Drilling Fluid: Lifeblood of the Well
Drilling fluids are referred to as mud. You can see why. |
In 1900, while drilling an oil well in Spindletop, Texas, workers ran a herd of cattle through a pit filled with water. The mud that resulted, a viscous, muddy slurry of water and clay, was pumped into the borehole. Drilling fluids are still called mud, but engineers no longer rely only on water and clay. Instead, they carefully design compounds and mixtures to meet specific needs under various drilling conditions. Modern drilling fluids are truly the lifeblood of the well. Today's deep wells could not exist without them.
History
Long ago, people drilled for water, not for oil. In fact, they were annoyed when they accidentally found oil since it contaminated the water! Early wells were drilled to provide water for drinking, washing, and irrigation, and for brine, used as a source of salt. It was only in the 19th century that drilling for oil became widespread as industrialization increased the need for petroleum products.

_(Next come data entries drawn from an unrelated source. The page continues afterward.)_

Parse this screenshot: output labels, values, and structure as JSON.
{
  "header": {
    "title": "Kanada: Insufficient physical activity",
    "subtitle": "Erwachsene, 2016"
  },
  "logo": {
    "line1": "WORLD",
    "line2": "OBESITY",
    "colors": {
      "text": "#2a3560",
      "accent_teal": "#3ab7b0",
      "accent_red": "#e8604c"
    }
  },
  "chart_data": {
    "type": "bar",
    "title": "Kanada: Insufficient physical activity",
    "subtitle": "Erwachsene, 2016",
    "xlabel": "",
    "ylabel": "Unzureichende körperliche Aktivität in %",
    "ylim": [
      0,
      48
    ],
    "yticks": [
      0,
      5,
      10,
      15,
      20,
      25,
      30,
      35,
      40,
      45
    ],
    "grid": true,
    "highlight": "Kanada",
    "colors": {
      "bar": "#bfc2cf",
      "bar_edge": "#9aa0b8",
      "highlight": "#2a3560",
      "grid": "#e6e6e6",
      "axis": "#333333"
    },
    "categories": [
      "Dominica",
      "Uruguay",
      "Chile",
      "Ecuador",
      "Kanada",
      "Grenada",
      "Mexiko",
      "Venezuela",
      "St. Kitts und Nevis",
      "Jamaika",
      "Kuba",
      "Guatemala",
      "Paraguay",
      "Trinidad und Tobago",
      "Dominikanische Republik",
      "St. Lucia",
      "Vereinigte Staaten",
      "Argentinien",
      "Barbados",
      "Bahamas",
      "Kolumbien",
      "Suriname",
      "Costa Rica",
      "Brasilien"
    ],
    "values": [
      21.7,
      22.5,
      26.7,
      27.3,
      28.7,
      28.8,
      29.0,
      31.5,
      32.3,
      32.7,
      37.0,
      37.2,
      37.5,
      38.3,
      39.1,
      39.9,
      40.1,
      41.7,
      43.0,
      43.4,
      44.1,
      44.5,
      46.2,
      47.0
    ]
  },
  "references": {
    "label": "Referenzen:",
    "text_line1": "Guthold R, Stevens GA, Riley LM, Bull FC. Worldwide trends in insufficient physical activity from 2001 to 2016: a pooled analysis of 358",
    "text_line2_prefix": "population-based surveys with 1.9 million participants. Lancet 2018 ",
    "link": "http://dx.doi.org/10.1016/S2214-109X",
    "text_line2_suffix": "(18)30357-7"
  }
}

Rotary drilling from an offshore rig. |
The earliest records of well drilling date back to the 3rd century B.C.E. in China. The technique—cable-tool drilling—involved dropping a heavy metal drilling tool and removing the pulverized rock with a tubular container. The Chinese were relatively advanced in this art and are credited with the first intentional use of fluids in the process of drilling. The fluid used was water. It softened the rock, making penetration easier, and aided in the removal of the pieces of pulverized rock known as cuttings. (It is important to remove the cuttings from the borehole so the drill bit is free to dig further.)

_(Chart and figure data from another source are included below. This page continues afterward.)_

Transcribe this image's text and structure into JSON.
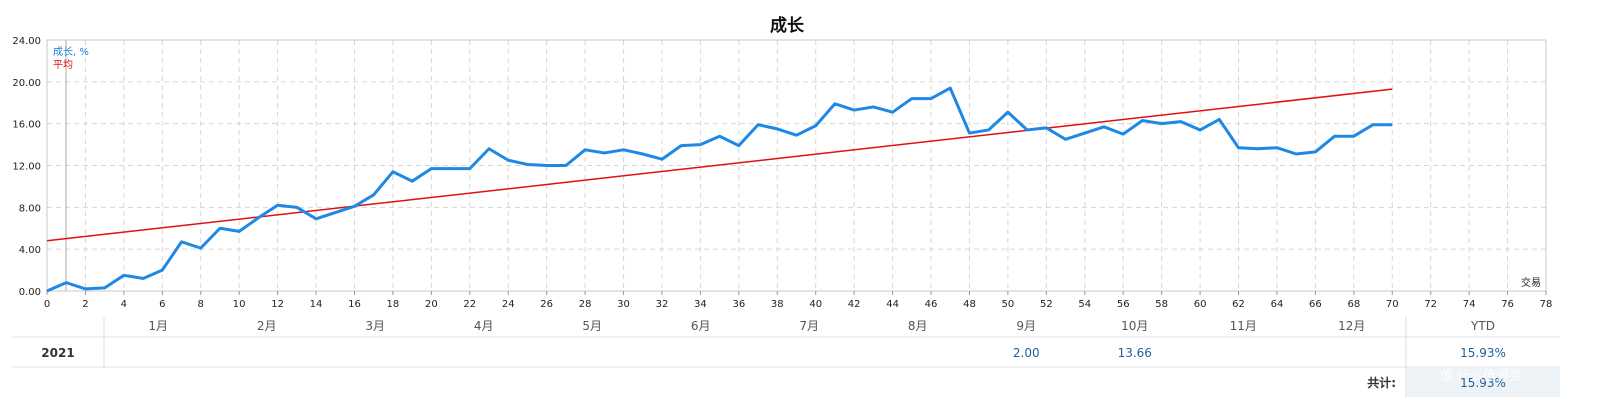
{
  "chart_data": {
    "type": "line",
    "title": "成长",
    "legend": [
      "成长, %",
      "平均"
    ],
    "xlabel": "交易",
    "xlim": [
      0,
      78
    ],
    "ylim": [
      0,
      24
    ],
    "x_ticks": [
      0,
      2,
      4,
      6,
      8,
      10,
      12,
      14,
      16,
      18,
      20,
      22,
      24,
      26,
      28,
      30,
      32,
      34,
      36,
      38,
      40,
      42,
      44,
      46,
      48,
      50,
      52,
      54,
      56,
      58,
      60,
      62,
      64,
      66,
      68,
      70,
      72,
      74,
      76,
      78
    ],
    "y_ticks": [
      "0.00",
      "4.00",
      "8.00",
      "12.00",
      "16.00",
      "20.00",
      "24.00"
    ],
    "grid": true,
    "series": [
      {
        "name": "成长, %",
        "color": "#1e88e5",
        "x": [
          0,
          1,
          2,
          3,
          4,
          5,
          6,
          7,
          8,
          9,
          10,
          11,
          12,
          13,
          14,
          15,
          16,
          17,
          18,
          19,
          20,
          21,
          22,
          23,
          24,
          25,
          26,
          27,
          28,
          29,
          30,
          31,
          32,
          33,
          34,
          35,
          36,
          37,
          38,
          39,
          40,
          41,
          42,
          43,
          44,
          45,
          46,
          47,
          48,
          49,
          50,
          51,
          52,
          53,
          54,
          55,
          56,
          57,
          58,
          59,
          60,
          61,
          62,
          63,
          64,
          65,
          66,
          67,
          68,
          69,
          70
        ],
        "values": [
          0.0,
          0.8,
          0.2,
          0.3,
          1.5,
          1.2,
          2.0,
          4.7,
          4.1,
          6.0,
          5.7,
          7.0,
          8.2,
          8.0,
          6.9,
          7.5,
          8.1,
          9.2,
          11.4,
          10.5,
          11.7,
          11.7,
          11.7,
          13.6,
          12.5,
          12.1,
          12.0,
          12.0,
          13.5,
          13.2,
          13.5,
          13.1,
          12.6,
          13.9,
          14.0,
          14.8,
          13.9,
          15.9,
          15.5,
          14.9,
          15.8,
          17.9,
          17.3,
          17.6,
          17.1,
          18.4,
          18.4,
          19.4,
          15.1,
          15.4,
          17.1,
          15.4,
          15.6,
          14.5,
          15.1,
          15.7,
          15.0,
          16.3,
          16.0,
          16.2,
          15.4,
          16.4,
          13.7,
          13.6,
          13.7,
          13.1,
          13.3,
          14.8,
          14.8,
          15.9,
          15.9
        ]
      },
      {
        "name": "平均",
        "color": "#e01010",
        "x": [
          0,
          70
        ],
        "values": [
          4.8,
          19.3
        ]
      }
    ]
  },
  "table": {
    "months": [
      "1月",
      "2月",
      "3月",
      "4月",
      "5月",
      "6月",
      "7月",
      "8月",
      "9月",
      "10月",
      "11月",
      "12月"
    ],
    "ytd_header": "YTD",
    "year": "2021",
    "month_values": [
      "",
      "",
      "",
      "",
      "",
      "",
      "",
      "",
      "2.00",
      "13.66",
      "",
      ""
    ],
    "ytd_value": "15.93%",
    "total_label": "共计:",
    "total_value": "15.93%"
  },
  "watermark": "值 什么值得买"
}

In 1833 a French engineer named Flauville was watching a cable-tool-drilling operation in which the drilling apparatus struck water. He realized that the gushing water was very effective in lifting the cuttings out of the well. The principle of using moving fluid to remove cuttings from the well bore was established. He conceived of an assembly in which water would be pumped down the inside of a drilling rod and carry cuttings with it as it returned to the surface in the space between the drilling rod and the wall of the well bore. This procedure remains standard today.

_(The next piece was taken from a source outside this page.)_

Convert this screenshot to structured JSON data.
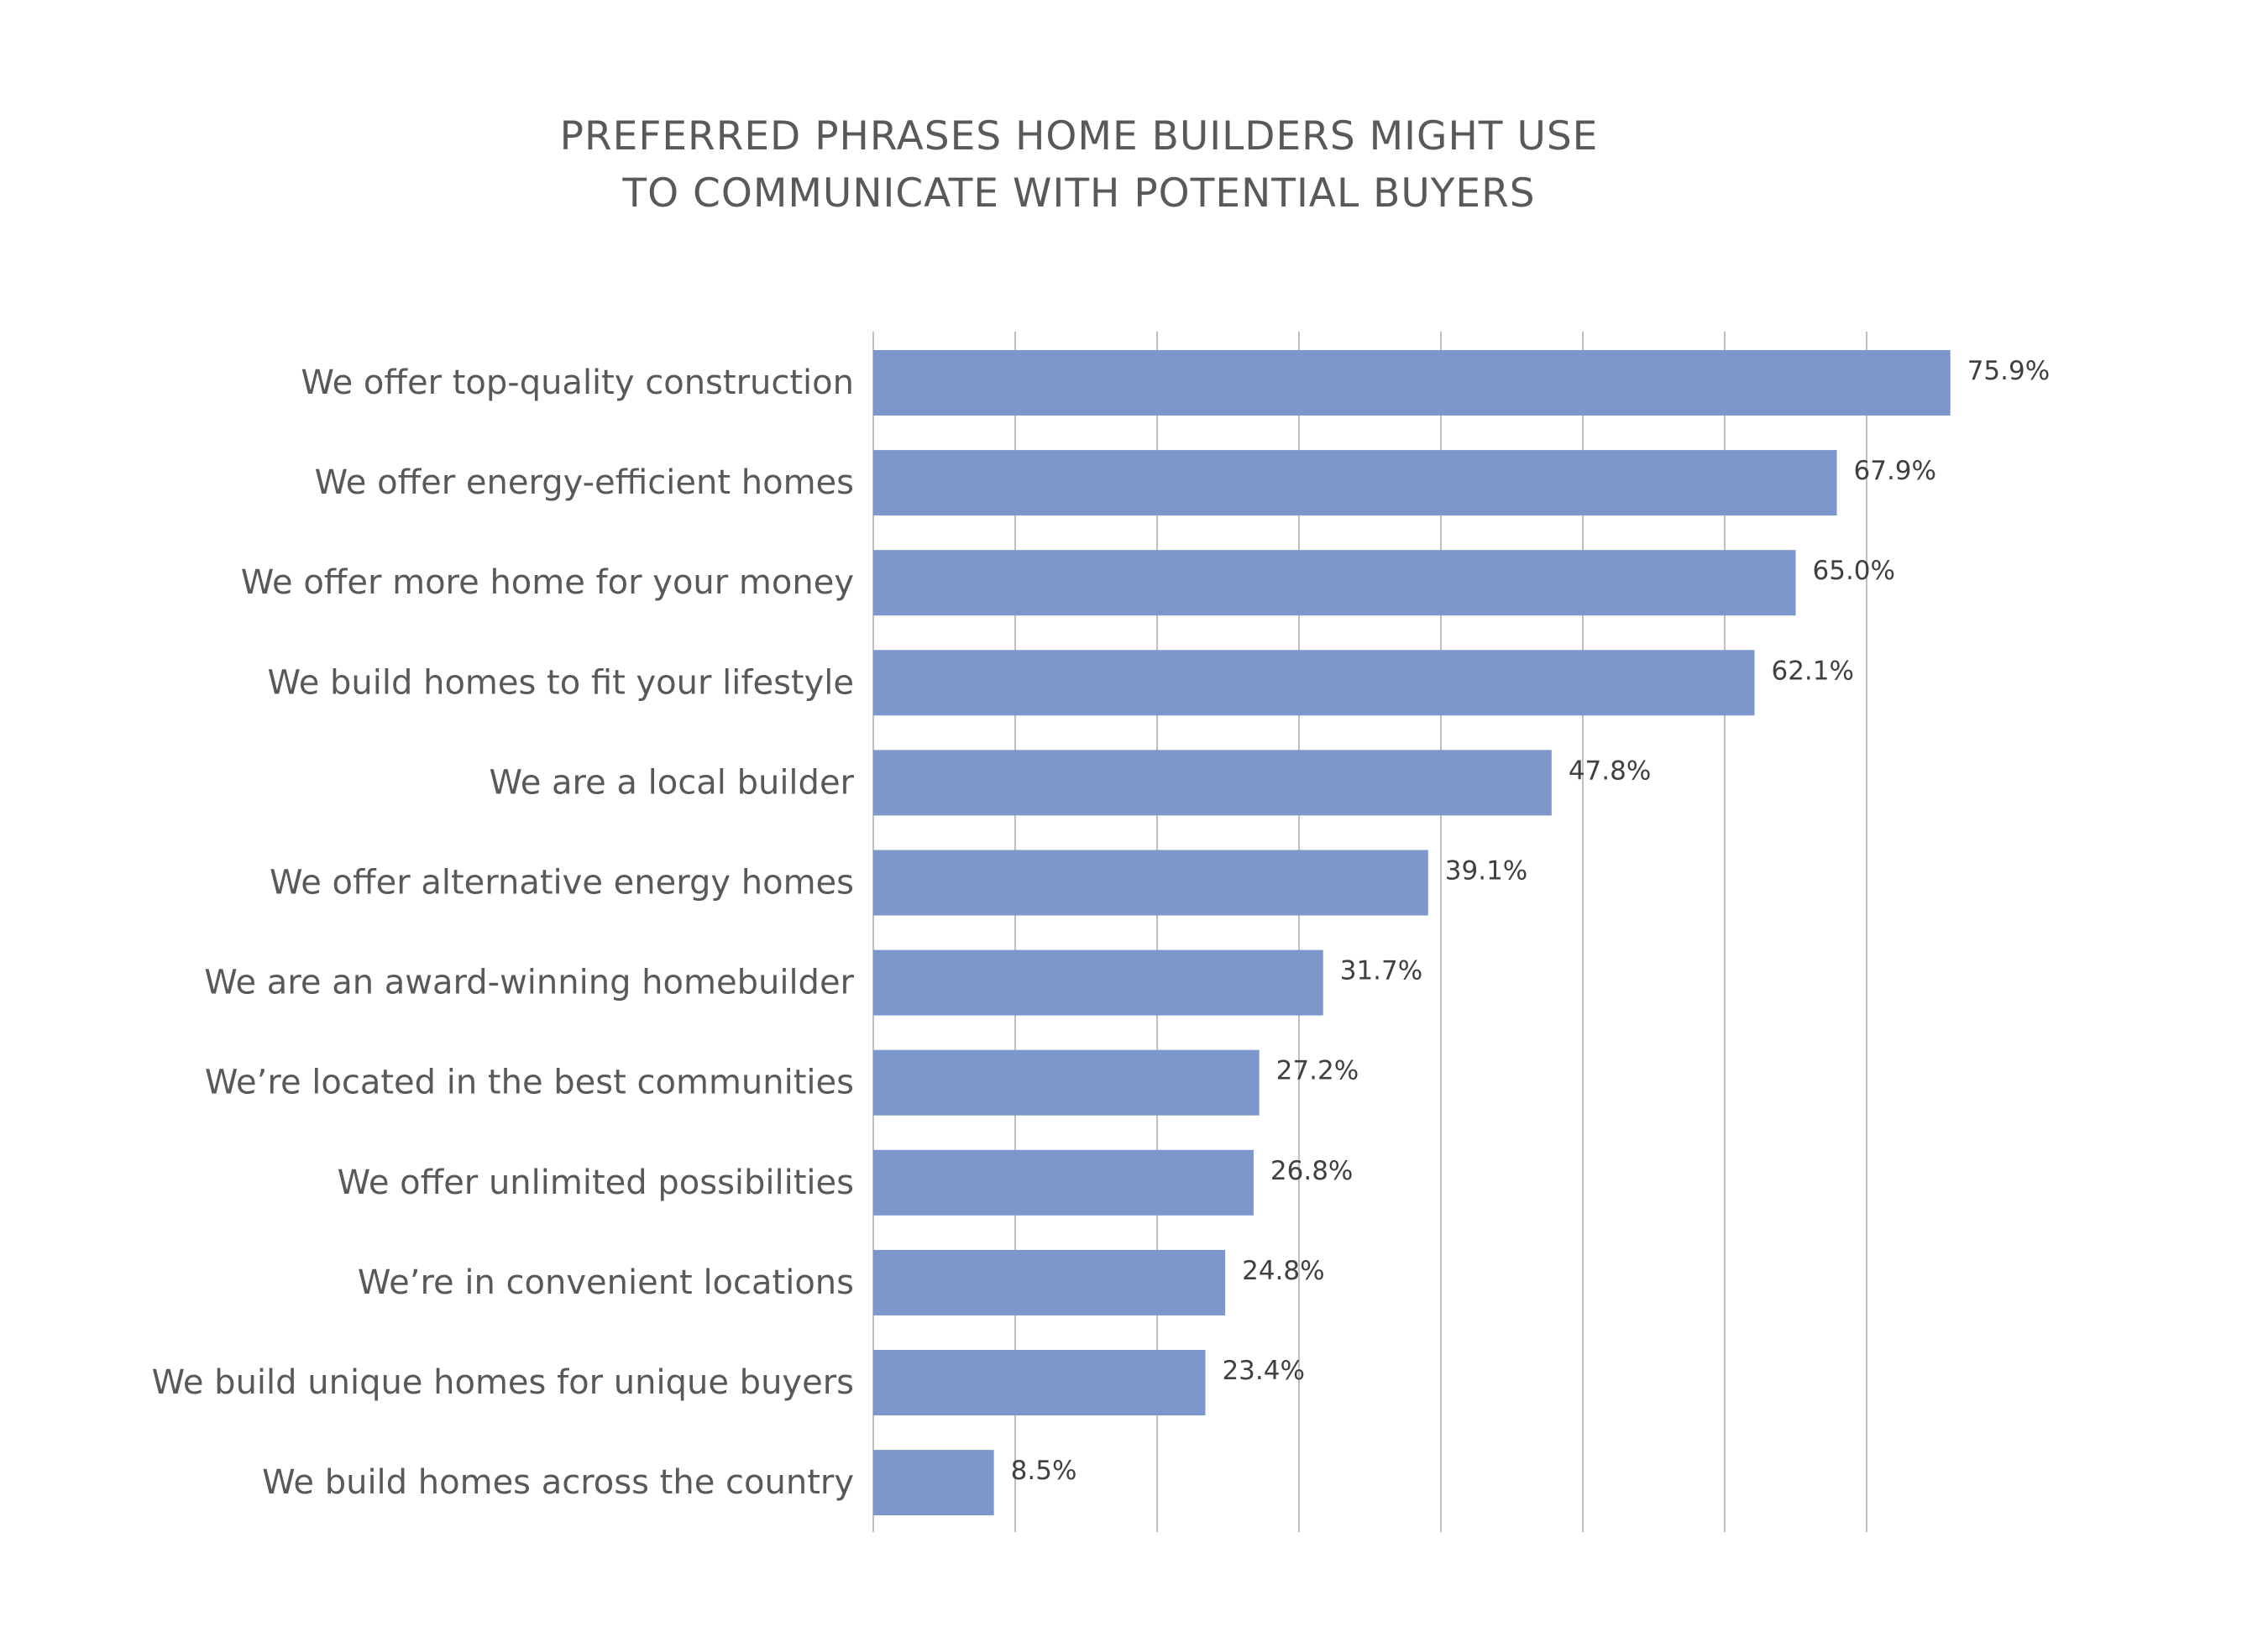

Rotary drilling has largely replaced cable-tool drilling. With this technique the drill bit is at the tip of a rotating pipe. The process is similar to that used with a handheld electric drill or auger that you might use to drill into a piece of wood. But instead of drilling a few centimeters or inches into wood, modern oil wells may reach thousands of meters or feet into the ground. When wood is being drilled the cuttings are cleared out of the hole by way of spiral grooves along the shaft. This works for a shallow hole but not for a deep well. In the latter case, the cuttings are carried up to the surface along with the circulating mud.
As wells get deeper, drilling fluids have taken on increased importance, serving a number of purposes and solving a variety of problems that vary greatly from place to place.